CURT(R) - Ford F-15 215 Class 4 Trailer Hitch with Receiver Opening

Overall 12k limit of the truck is still in effect, but if you tow a lot of various trailers, it is handy to not need the WDH as often.
 
   / 5k on 5k trailer.. #53  
Curious how that hitch works?

Many F150s actually come w/ a Class IV with certain equipement packages, but still havethe 5000# limit (w/o WD).

Ex. from the 2016 F150 Brochure:
Equipment Group 301A – Class IV Trailer Hitch
(required for towing up to 5,000 lbs.) includes
4-pin/7-pin wiring harness, and Smart Trailer Tow
Connector...

Does Class IV mean anything? Also note on that Curtis Hitch, the note:
Trailer hitch weight ratings are limited to vehicle manufacturer's stated capacities. more details on - CURT(R) - Ford F-15 215 Class 4 Trailer Hitch with Receiver Opening

So wouldn't that mean that you're still limited by the F150's stated capacity of only up to 5000# w/o a WD hitch?
 
   / 5k on 5k trailer.. #54  
I worded it poorly before... The classes of hitch determine the overall weight they can handle, not the requirements needed for handling the weight. It is the design of the hitch receiver that determines when weight distributing hitches are required and has nothing to do with the truck ratings. You always use the specs and recommended mounting/connecting methods of the lowest rated component.

The new Super Duty trucks were designed to not need weight distributing hitches at all, but the receivers Ford ships on them do.
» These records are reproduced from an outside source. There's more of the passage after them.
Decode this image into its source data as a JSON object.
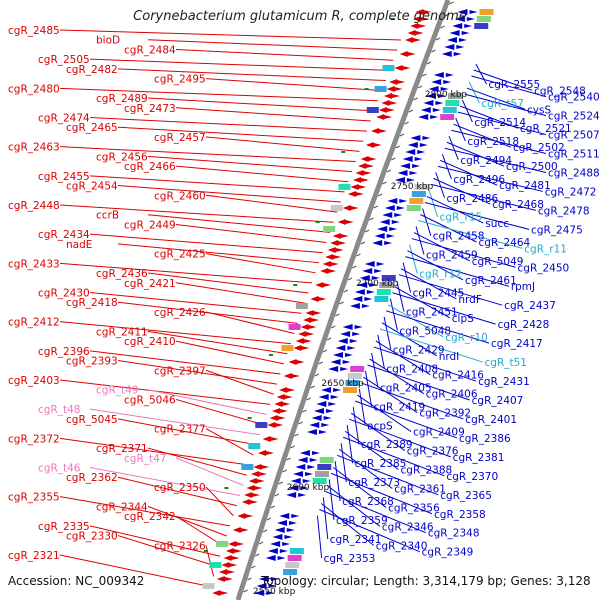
{
  "title": "Corynebacterium glutamicum R, complete genome",
  "footer": {
    "accession": "Accession: NC_009342",
    "summary": "Topology: circular; Length: 3,314,179 bp; Genes: 3,128"
  },
  "colors": {
    "left_gene": "#dd0000",
    "right_gene": "#0000cc",
    "left_rna": "#ee77bb",
    "right_rna": "#22aacc",
    "backbone": "#8a8a8a",
    "feature_green": "#118811"
  },
  "scale_labels": [
    "2800 kbp",
    "2750 kbp",
    "2700 kbp",
    "2650 kbp",
    "2600 kbp",
    "2550 kbp"
  ],
  "left_labels": [
    {
      "text": "cgR_2485",
      "kind": "gene"
    },
    {
      "text": "bioD",
      "kind": "gene"
    },
    {
      "text": "cgR_2484",
      "kind": "gene"
    },
    {
      "text": "cgR_2505",
      "kind": "gene"
    },
    {
      "text": "cgR_2482",
      "kind": "gene"
    },
    {
      "text": "cgR_2495",
      "kind": "gene"
    },
    {
      "text": "cgR_2480",
      "kind": "gene"
    },
    {
      "text": "cgR_2489",
      "kind": "gene"
    },
    {
      "text": "cgR_2473",
      "kind": "gene"
    },
    {
      "text": "cgR_2474",
      "kind": "gene"
    },
    {
      "text": "cgR_2465",
      "kind": "gene"
    },
    {
      "text": "cgR_2457",
      "kind": "gene"
    },
    {
      "text": "cgR_2463",
      "kind": "gene"
    },
    {
      "text": "cgR_2456",
      "kind": "gene"
    },
    {
      "text": "cgR_2466",
      "kind": "gene"
    },
    {
      "text": "cgR_2455",
      "kind": "gene"
    },
    {
      "text": "cgR_2454",
      "kind": "gene"
    },
    {
      "text": "cgR_2460",
      "kind": "gene"
    },
    {
      "text": "cgR_2448",
      "kind": "gene"
    },
    {
      "text": "ccrB",
      "kind": "gene"
    },
    {
      "text": "cgR_2449",
      "kind": "gene"
    },
    {
      "text": "cgR_2434",
      "kind": "gene"
    },
    {
      "text": "nadE",
      "kind": "gene"
    },
    {
      "text": "cgR_2425",
      "kind": "gene"
    },
    {
      "text": "cgR_2433",
      "kind": "gene"
    },
    {
      "text": "cgR_2436",
      "kind": "gene"
    },
    {
      "text": "cgR_2421",
      "kind": "gene"
    },
    {
      "text": "cgR_2430",
      "kind": "gene"
    },
    {
      "text": "cgR_2418",
      "kind": "gene"
    },
    {
      "text": "cgR_2426",
      "kind": "gene"
    },
    {
      "text": "cgR_2412",
      "kind": "gene"
    },
    {
      "text": "cgR_2411",
      "kind": "gene"
    },
    {
      "text": "cgR_2410",
      "kind": "gene"
    },
    {
      "text": "cgR_2396",
      "kind": "gene"
    },
    {
      "text": "cgR_2393",
      "kind": "gene"
    },
    {
      "text": "cgR_2397",
      "kind": "gene"
    },
    {
      "text": "cgR_2403",
      "kind": "gene"
    },
    {
      "text": "cgR_t49",
      "kind": "rna"
    },
    {
      "text": "cgR_5046",
      "kind": "gene"
    },
    {
      "text": "cgR_t48",
      "kind": "rna"
    },
    {
      "text": "cgR_5045",
      "kind": "gene"
    },
    {
      "text": "cgR_2377",
      "kind": "gene"
    },
    {
      "text": "cgR_2372",
      "kind": "gene"
    },
    {
      "text": "cgR_2371",
      "kind": "gene"
    },
    {
      "text": "cgR_t47",
      "kind": "rna"
    },
    {
      "text": "cgR_t46",
      "kind": "rna"
    },
    {
      "text": "cgR_2362",
      "kind": "gene"
    },
    {
      "text": "cgR_2350",
      "kind": "gene"
    },
    {
      "text": "cgR_2355",
      "kind": "gene"
    },
    {
      "text": "cgR_2344",
      "kind": "gene"
    },
    {
      "text": "cgR_2342",
      "kind": "gene"
    },
    {
      "text": "cgR_2335",
      "kind": "gene"
    },
    {
      "text": "cgR_2330",
      "kind": "gene"
    },
    {
      "text": "cgR_2326",
      "kind": "gene"
    },
    {
      "text": "cgR_2321",
      "kind": "gene"
    }
  ],
  "right_labels": [
    {
      "text": "cgR_2555",
      "kind": "gene"
    },
    {
      "text": "cgR_2548",
      "kind": "gene"
    },
    {
      "text": "cgR_2540",
      "kind": "gene"
    },
    {
      "text": "cgR_t57",
      "kind": "rna"
    },
    {
      "text": "cysS",
      "kind": "gene"
    },
    {
      "text": "cgR_2524",
      "kind": "gene"
    },
    {
      "text": "cgR_2514",
      "kind": "gene"
    },
    {
      "text": "cgR_2521",
      "kind": "gene"
    },
    {
      "text": "cgR_2507",
      "kind": "gene"
    },
    {
      "text": "cgR_2518",
      "kind": "gene"
    },
    {
      "text": "cgR_2502",
      "kind": "gene"
    },
    {
      "text": "cgR_2511",
      "kind": "gene"
    },
    {
      "text": "cgR_2494",
      "kind": "gene"
    },
    {
      "text": "cgR_2500",
      "kind": "gene"
    },
    {
      "text": "cgR_2488",
      "kind": "gene"
    },
    {
      "text": "cgR_2496",
      "kind": "gene"
    },
    {
      "text": "cgR_2481",
      "kind": "gene"
    },
    {
      "text": "cgR_2472",
      "kind": "gene"
    },
    {
      "text": "cgR_2486",
      "kind": "gene"
    },
    {
      "text": "cgR_2468",
      "kind": "gene"
    },
    {
      "text": "cgR_2478",
      "kind": "gene"
    },
    {
      "text": "cgR_r15",
      "kind": "rna"
    },
    {
      "text": "succ",
      "kind": "gene"
    },
    {
      "text": "cgR_2475",
      "kind": "gene"
    },
    {
      "text": "cgR_2458",
      "kind": "gene"
    },
    {
      "text": "cgR_2464",
      "kind": "gene"
    },
    {
      "text": "cgR_r11",
      "kind": "rna"
    },
    {
      "text": "cgR_2459",
      "kind": "gene"
    },
    {
      "text": "cgR_5049",
      "kind": "gene"
    },
    {
      "text": "cgR_2450",
      "kind": "gene"
    },
    {
      "text": "cgR_r12",
      "kind": "rna"
    },
    {
      "text": "cgR_2461",
      "kind": "gene"
    },
    {
      "text": "rpmJ",
      "kind": "gene"
    },
    {
      "text": "cgR_2445",
      "kind": "gene"
    },
    {
      "text": "nrdF",
      "kind": "gene"
    },
    {
      "text": "cgR_2437",
      "kind": "gene"
    },
    {
      "text": "cgR_2451",
      "kind": "gene"
    },
    {
      "text": "clpS",
      "kind": "gene"
    },
    {
      "text": "cgR_2428",
      "kind": "gene"
    },
    {
      "text": "cgR_5048",
      "kind": "gene"
    },
    {
      "text": "cgR_r10",
      "kind": "rna"
    },
    {
      "text": "cgR_2417",
      "kind": "gene"
    },
    {
      "text": "cgR_2429",
      "kind": "gene"
    },
    {
      "text": "nrdI",
      "kind": "gene"
    },
    {
      "text": "cgR_t51",
      "kind": "rna"
    },
    {
      "text": "cgR_2408",
      "kind": "gene"
    },
    {
      "text": "cgR_2416",
      "kind": "gene"
    },
    {
      "text": "cgR_2431",
      "kind": "gene"
    },
    {
      "text": "cgR_2405",
      "kind": "gene"
    },
    {
      "text": "cgR_2406",
      "kind": "gene"
    },
    {
      "text": "cgR_2407",
      "kind": "gene"
    },
    {
      "text": "cgR_2419",
      "kind": "gene"
    },
    {
      "text": "cgR_2392",
      "kind": "gene"
    },
    {
      "text": "cgR_2401",
      "kind": "gene"
    },
    {
      "text": "acpS",
      "kind": "gene"
    },
    {
      "text": "cgR_2409",
      "kind": "gene"
    },
    {
      "text": "cgR_2386",
      "kind": "gene"
    },
    {
      "text": "cgR_2389",
      "kind": "gene"
    },
    {
      "text": "cgR_2376",
      "kind": "gene"
    },
    {
      "text": "cgR_2381",
      "kind": "gene"
    },
    {
      "text": "cgR_2385",
      "kind": "gene"
    },
    {
      "text": "cgR_2388",
      "kind": "gene"
    },
    {
      "text": "cgR_2370",
      "kind": "gene"
    },
    {
      "text": "cgR_2373",
      "kind": "gene"
    },
    {
      "text": "cgR_2361",
      "kind": "gene"
    },
    {
      "text": "cgR_2365",
      "kind": "gene"
    },
    {
      "text": "cgR_2368",
      "kind": "gene"
    },
    {
      "text": "cgR_2356",
      "kind": "gene"
    },
    {
      "text": "cgR_2358",
      "kind": "gene"
    },
    {
      "text": "cgR_2359",
      "kind": "gene"
    },
    {
      "text": "cgR_2346",
      "kind": "gene"
    },
    {
      "text": "cgR_2348",
      "kind": "gene"
    },
    {
      "text": "cgR_2341",
      "kind": "gene"
    },
    {
      "text": "cgR_2340",
      "kind": "gene"
    },
    {
      "text": "cgR_2349",
      "kind": "gene"
    },
    {
      "text": "cgR_2353",
      "kind": "gene"
    }
  ]
}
If you want to run without a WDH on a Super Duty, you can't use the standard factory supplied receiver and must add one that is designed to hold the weight without WDH.

Running without WDH when WDH should be used, generally puts way too much stress on the rearmost mounting points of the receiver. If something breaks, that is where it will break.

The main difference in the Curt hitch above and the Ford hitch is how they hang the weight on the truck's frame. The Curt hitch will be designed to carry the trailer weight farther forward in it's framework so it isn't placing as much stress at the rearmost mounting points with the truck's frame.
 
Last edited:
   / 5k on 5k trailer.. #55  
The last time I looked, the truck plates have to be rated for the weight of the truck, passengers, cargo, trailer, and trailer load.

If you pull a 14,000 pound trailer with a 6,000 pound truck,, the truck plates have to be for 20,000 pounds,,,
The trailer plates are meaningless, typically they are not weight rated.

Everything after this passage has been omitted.